Transcriptome and SARS-CoV-2 Biological Network Directed Analysis for Better Therapeutic Development
Author(s): Om Prakash Sharma, Ruchika Sharma and Vinay Chandil
Background: It has been almost 3.5 years since the first SARS-CoV-2 virus was first reported in the city of Wuhan. While the FDA has approved a number of drugs for Covid-19, the presence of the disease and its symptoms underscores the continued demand for an improved treatment option to effectively address the existing challenges. In this study, our goal is to identify pivotal protein targets, strongly correlated across lung, blood, and peripheral blood mononuclear cell (PBMC) transcriptomics datasets, to suggest promising targets for comprehensive therapeutic development across multiple tissues.
Methods: Transcriptomics datasets were retrieved from Geo Omnibus (GEO). We use relevant datasets to identify the most significant and differentially expressed genes and integrated them into a Research graph called CovInt (a network of Covid-19) that includes all biological molecules associated in the network with their directionalities collected from publicly available and patient-derived multi-omics datasets from millions of unstructured and structured datasets such as publications, patents, grants, preclinical and clinical reports. CovInt utilizes powerful traversal, clustering and centrality algorithms to identify key connections in the pathophysiology of the disease and its treatments.

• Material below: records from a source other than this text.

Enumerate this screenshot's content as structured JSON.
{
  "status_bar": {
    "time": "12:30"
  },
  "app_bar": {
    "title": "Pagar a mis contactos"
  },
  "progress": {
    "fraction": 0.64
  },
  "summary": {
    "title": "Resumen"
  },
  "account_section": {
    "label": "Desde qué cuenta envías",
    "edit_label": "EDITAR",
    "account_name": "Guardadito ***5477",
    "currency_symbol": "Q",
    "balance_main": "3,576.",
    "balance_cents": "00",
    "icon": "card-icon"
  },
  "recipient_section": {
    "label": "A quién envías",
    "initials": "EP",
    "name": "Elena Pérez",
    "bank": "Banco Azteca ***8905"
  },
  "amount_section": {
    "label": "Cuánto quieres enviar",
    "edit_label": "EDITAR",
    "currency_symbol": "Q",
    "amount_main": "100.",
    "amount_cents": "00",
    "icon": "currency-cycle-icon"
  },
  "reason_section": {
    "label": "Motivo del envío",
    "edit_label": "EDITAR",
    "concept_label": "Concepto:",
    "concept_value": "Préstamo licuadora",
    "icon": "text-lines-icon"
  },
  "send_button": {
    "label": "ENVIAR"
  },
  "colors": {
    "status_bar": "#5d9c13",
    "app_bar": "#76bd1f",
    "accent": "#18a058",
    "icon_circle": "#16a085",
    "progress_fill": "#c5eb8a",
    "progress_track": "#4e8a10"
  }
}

Results: Leveraging 3M+ connections, important interactions among key 42 drugs, 962 biological processes and molecular functions, 926 pathways, 897 phenotypes, 7103 proteins, 61 tissues were identified. This narrowed interactome was explored further using PageRank, lovain detection & strongly connected components (SSC) algorithms. In our analysis, 63 strongly connected communities were identified which gives us an understanding of hidden underlying mechanisms. We further explored this network to identify and triangulate the key proteins, metabolic pathways and associated risk factors that can regulate moderate to severe Covid-19 infections.
Conclusions: Our study suggests that CREB3L1, SOX2, UBR4, FLNC, ITPA, DLG3, ING4, TECR, NADH, SMAD, HUWE1, DDX17, CREBBP, RELA, HPSE, TRIM33, TNFSF13B are the key regulator proteins in PBMC, Blood and Lungs in Covid19 patients. These proteins are involved in ER-stress, cytokine signaling, T-Cell activation, Activation of NLRP3 Inflammation by SARS-CoV-2, JAK-STAT, IL-4, IL-13 pathways, MAPK signaling pathways, Activation of NMDA receptor & postsynaptic events and TGF-β signaling pathways. This set of proteins needs to be further investigated in experimental studies for better therapeutic design of Covid-19.